How to set up and query search engine spiders in IIS

Author: User

Yesterday happened a thing that made wood very depressing. Wood a snapshot of a website stopped at number 9th, go to the server to view the site log records! Unexpectedly did not find the spider record, thought the website wants to hang! Look carefully, the original IIS this site log property is not set to record reptiles these! Baidu has no such articles on the Internet, In order to let more brothers do not waste valuable time, wood will be the entire set of settings written out.

The settings of the log for the Web site in IIS.

Open IIS. Select the site properties you want to set. The following window pops up:


"Enable logging," Check, and select "The format of the expanded log file for the consortium."

Again click the "Properties" button here, the General options, select a new log schedule for "Every day", of course, you can choose Other, choose to save the log file directory.


According to the general situation, set up here to log, but some hosts can not find the trace of search engine crawler, similar to baiduspider+ how can not see. This time we need to enable the remaining three options!

Select advanced Options. Check below the user agent (CS (user)) and so on the following three options, so we can see Baidu Spider!


Ii.

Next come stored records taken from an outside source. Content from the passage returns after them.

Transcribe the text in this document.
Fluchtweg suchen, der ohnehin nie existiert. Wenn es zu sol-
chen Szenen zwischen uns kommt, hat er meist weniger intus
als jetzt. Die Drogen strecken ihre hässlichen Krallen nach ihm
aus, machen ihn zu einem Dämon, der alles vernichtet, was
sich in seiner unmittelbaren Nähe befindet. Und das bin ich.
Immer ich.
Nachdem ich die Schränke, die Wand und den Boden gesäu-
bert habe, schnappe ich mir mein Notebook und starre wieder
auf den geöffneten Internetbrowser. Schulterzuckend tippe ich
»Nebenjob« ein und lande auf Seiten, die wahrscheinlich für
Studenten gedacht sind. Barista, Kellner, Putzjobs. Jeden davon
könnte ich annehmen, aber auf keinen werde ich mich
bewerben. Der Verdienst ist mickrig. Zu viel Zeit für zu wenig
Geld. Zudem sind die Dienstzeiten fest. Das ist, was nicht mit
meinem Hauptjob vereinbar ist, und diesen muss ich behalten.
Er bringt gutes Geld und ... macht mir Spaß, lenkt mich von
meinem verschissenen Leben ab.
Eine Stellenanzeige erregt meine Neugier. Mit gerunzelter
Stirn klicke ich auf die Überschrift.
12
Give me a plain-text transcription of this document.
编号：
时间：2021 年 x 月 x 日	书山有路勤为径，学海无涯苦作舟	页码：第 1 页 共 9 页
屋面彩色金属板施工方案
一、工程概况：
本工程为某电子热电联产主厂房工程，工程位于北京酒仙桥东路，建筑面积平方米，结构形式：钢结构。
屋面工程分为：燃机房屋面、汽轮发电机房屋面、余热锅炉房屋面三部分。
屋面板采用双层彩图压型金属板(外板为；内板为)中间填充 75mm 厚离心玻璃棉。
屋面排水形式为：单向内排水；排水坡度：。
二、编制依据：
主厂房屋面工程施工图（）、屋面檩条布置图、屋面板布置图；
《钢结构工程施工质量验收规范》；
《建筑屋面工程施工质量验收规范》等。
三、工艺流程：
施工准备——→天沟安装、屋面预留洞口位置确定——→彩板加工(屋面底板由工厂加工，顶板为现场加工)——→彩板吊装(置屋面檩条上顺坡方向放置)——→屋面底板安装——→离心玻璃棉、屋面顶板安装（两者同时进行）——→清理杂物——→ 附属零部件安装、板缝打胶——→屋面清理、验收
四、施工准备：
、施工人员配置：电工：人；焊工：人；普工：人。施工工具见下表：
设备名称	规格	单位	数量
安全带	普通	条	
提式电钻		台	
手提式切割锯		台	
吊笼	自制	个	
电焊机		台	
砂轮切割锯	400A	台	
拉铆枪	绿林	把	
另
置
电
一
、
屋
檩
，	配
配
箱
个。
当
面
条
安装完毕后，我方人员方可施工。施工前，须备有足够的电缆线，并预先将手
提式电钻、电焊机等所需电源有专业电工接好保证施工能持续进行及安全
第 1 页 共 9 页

How to analyze Spiders in Web site IIS logs

First of all to understand the domestic mainstream search engine spider name:

1. Google crawler name

1 Googlebot: Crawl Web pages from Google's Web site index and news index

2 Googlebot-mobile Mobile Index crawl Web page for Google

3) Googlebot-image: Crawl Web page for Google image index

4 Mediapartners-google: Crawl Web page to determine the content of AdSense. Google will use this rover to crawl your site only if you display AdSense ads on your site.

5 adsbot-google: Crawl Web pages to measure the quality of AdWords target pages. Google uses this rover only if you use Google AdWords to advertise your site.

2. Baidu Crawler Name: Baiduspider

3. Yahoo's reptile name: Yahoo slurp

4. Youdao (Yodao) spider name: Yodaobot

5. Sogou (Sogou) spider name: Sogou spider

Because we are more concerned about Baidu at home so we have to separate Baidu Spider, from just recorded log search "baiduspider+" Select a paragraph

00:00:06 get/class/class.asp id=38 baiduspider+ (+ 200 0 214

The above log indicates that the Class/class.asp id=38 page was accessed at 0 o ' time. The spider IP address is 200 of them said the search engine spider crawling back to the status code HTTP, the representative successfully crawled and crawled.

Common numeric codes are listed below:

2XX success

200 normal;

201 normal;

202 normal; Accepted for processing, but processing has not yet completed.

203 normal; Partial information-the information returned is only part of the message.

204 normal; No response-received request, but no information to echo.

3xx redirect

301 Moved-The requested data has a new location and the change is permanent.

302 found-The requested data has a different URI temporarily.

303 See other-the response to the request can be found under another URI, and the response should be retrieved using the Get method.

304 unmodified-The document is not modified as expected.

305 Use proxy-the requested resource must be accessed through the agent provided in the Location field.

306 unused-is no longer in use;

Error occurred in 4xx client

400 Error request-There is a syntax problem in the request or cannot satisfy the request.

401 Unauthorized-The client is not authorized to access the data.

402 Payment required-Indicates that the billing system is valid.

403 prohibited-access is not required even if authorized.

404 Not Found-the server could not find the given resource;

407 Proxy authentication Request-The client must first use the proxy authentication itself.

410 The requested Web page does not exist (permanent);

415 Media type not supported-server denial of Service request because the format of the request entity is not supported.

Error occurred in 5xx server

500 INTERNAL Error-The server cannot complete the request because of an unexpected condition.

501 not executed-the server does not support the requested tool.

502 Error Gateway-server received an invalid response from the upstream server.

503 cannot get service-the server cannot process the request due to temporary overload or maintenance.

Understanding the crawling traces of spiders helps us analyze our website. Wooden wood talents, on the simple summary!